L'industrie nucléaire stagne dans le monde. Selon les projections faites par l'Agence internationale de l'énergie (AIE), l'administration américaine ou l'Union européenne, la part du nucléaire dans le bilan global de l'énergie pourrait même baisser d'ici à 2030. Le débat sur le réchauffement climatique et les mesures envisagées pour limiter les émissions de CO2 sont-ils de nature à inverser cette tendance? Les partisans de l'atome en sont convaincus. Non sans raison. Ils estiment que l'énergie nucléaire est la seule filière à même d'apporter une contribution majeure dans la diminution du CO2, notamment dans la production d'électricité dont la demande croît à un rythme très élevé. Faut-il dès lors parler d'une renaissance vertueuse du nucléaire alors que plusieurs Etats ont gelé son développement? Sans doute.

Mais la loi des grands nombres est cruelle: toutes énergies confondues, la part du nucléaire atteint actuellement 6,1% (1) et devrait même baisser si la tendance actuelle n'est pas inversée. Dans la production d'électricité, le nucléaire représente actuellement 17% (23% dans les pays industrialisés). Selon une étude interdisciplinaire du MIT (Massachusetts Institute of Technology) publiée en 2002, l'électricité d'origine nucléaire pourrait, au mieux, atteindre 29% d'ici à 2050. Mais les chercheurs y mettent des conditions: les taxes sur le CO2 devront atteindre entre 100 et 200 dollars la tonne; les Etats devront subventionner le redémarrage de la filière; le problème des déchets devra être résolu à long terme; les risques de prolifération du combustible civil vers des applications militaires devront être maîtrisés.

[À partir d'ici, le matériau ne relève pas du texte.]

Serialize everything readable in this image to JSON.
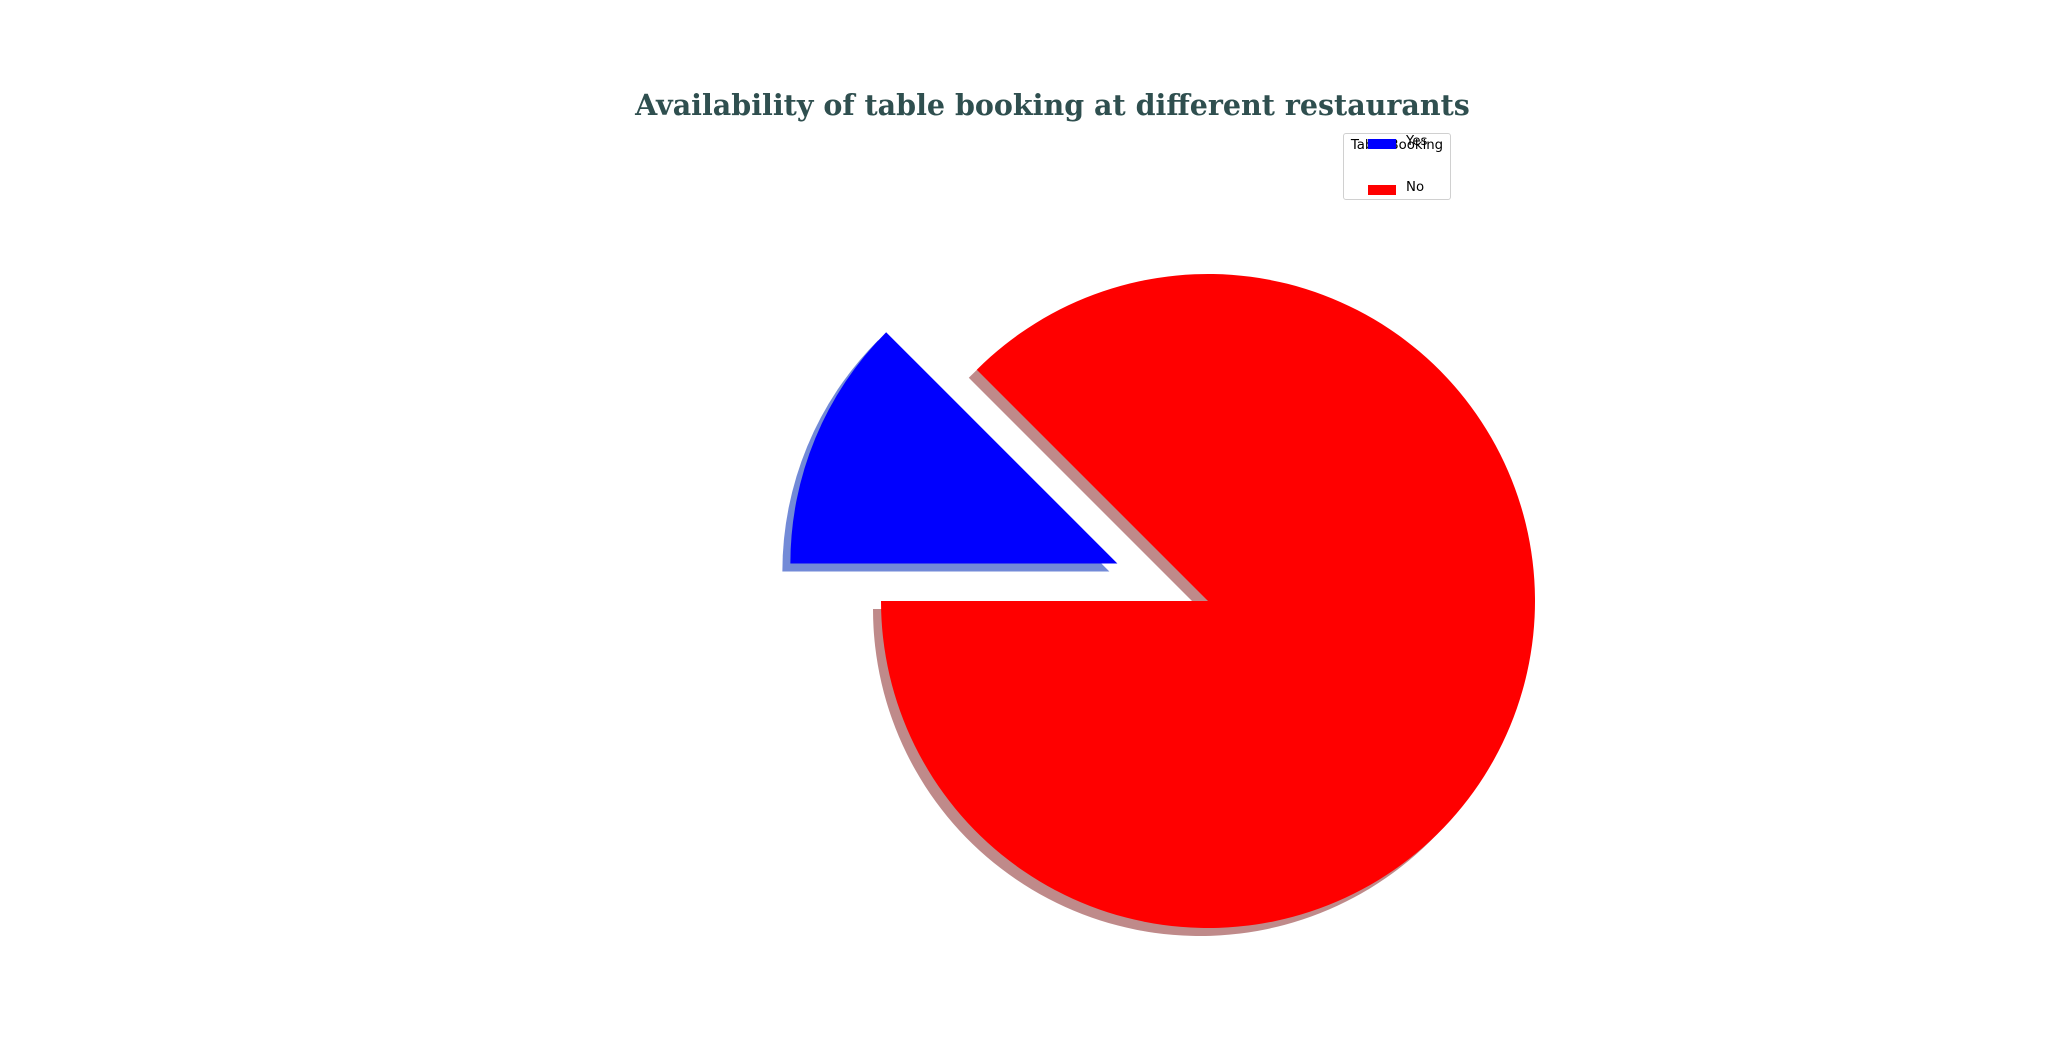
{
  "chart_data": {
    "type": "pie",
    "title": "Availability of table booking at different restaurants",
    "categories": [
      "No",
      "Yes"
    ],
    "values": [
      87.5,
      12.5
    ],
    "colors": [
      "#ff0000",
      "#0000ff"
    ],
    "explode": [
      0,
      0.3
    ],
    "shadow": true,
    "legend": {
      "title": "Table Booking",
      "placement": "top-right",
      "entries": [
        "No",
        "Yes"
      ]
    },
    "title_color": "#2f4f4f"
  }
}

En conclusion, si les auteurs de l'étude concluent que l'option nucléaire ne doit pas être écartée, elle ne devrait pas être privilégiée par rapport aux autres options plus classiques. Ils citent, dans l'ordre, les mesures pour économiser l'énergie, le développement des nouvelles énergies propres (éolien, solaire, biocarburants, géothermie) et la promotion des technologies de séquestration du CO2 dans la filière fossile (gaz et charbon).

En clair, même en augmentant très fortement la croissance du nucléaire, sa contribution réelle restera toute relative. Et surtout, la plupart des experts estiment que ce sont dans les nouveaux pays de développement que l'augmentation de sa part sera la plus forte, notamment en Chine. L'Empire du Milieu a décidé d'investir quelque 50 milliards de dollars dans la construction d'une trentaine de centrales nucléaires (le monde entier en compte actuellement 448, et une centaine sont en projet). C'est beaucoup et peu à la fois. Même en admettant que Pékin parvienne à réaliser tous ses projets d'ici à 2030, le nucléaire ne représentera que 5% de sa production d'électricité.

Au-delà des questions du choix initial des filières, les coûts de production vont jouer un rôle déterminant. Les plus anciennes centrales existantes ont des coûts de production qui sont effectivement bas. Selon Vincent Gilles, de la banque d'investissement UBS, et cité par The Economist, le prix du kWh allemand est d'environ 1,5 cent de dollar contre 3,1 à 3,8 cents pour le même kWh provenant du gaz. Mais ce calcul est biaisé: les anciennes centrales ont été financées par des collectivités publiques qui ont bénéficié de capitaux à des prix artificiels. Pour les auteurs de l'étude du MIT, sans subside le courant nucléaire n'est toujours pas compétitif, ni par rapport au gaz et encore moins par rapport au charbon. Il ne le serait que si ses deux grands concurrents étaient frappés de lourdes taxes sur le CO2. Par ailleurs, les assureurs privés refusent d'assurer les centrales nucléaires, considérant qu'un grave accident pourrait avoir des conséquences financières qui dépassent les possibilités d'une société privée. Si les nouvelles générations de centrales sont plus sûres et peuvent être construites à de meilleures conditions, les coûts du retraitement ou de l'entreposage définitif des déchets, de même que ceux du démantèlement, ne peuvent pas être évalués très précisément. Dans un rapport récent, la Cour des comptes française estime que les évaluations faites jusqu'ici manquent de clarté.

En conclusion, il serait sot d'enterrer prématurément l'industrie nucléaire, mais elle n'est pas la solution miracle et bon marché dépeinte par son lobby.

(1) La part du nucléaire varie de 2 à 7% selon que l'on considère la production de chaleur par les centrales (énergie primaire) ou la consommation finale en électricité.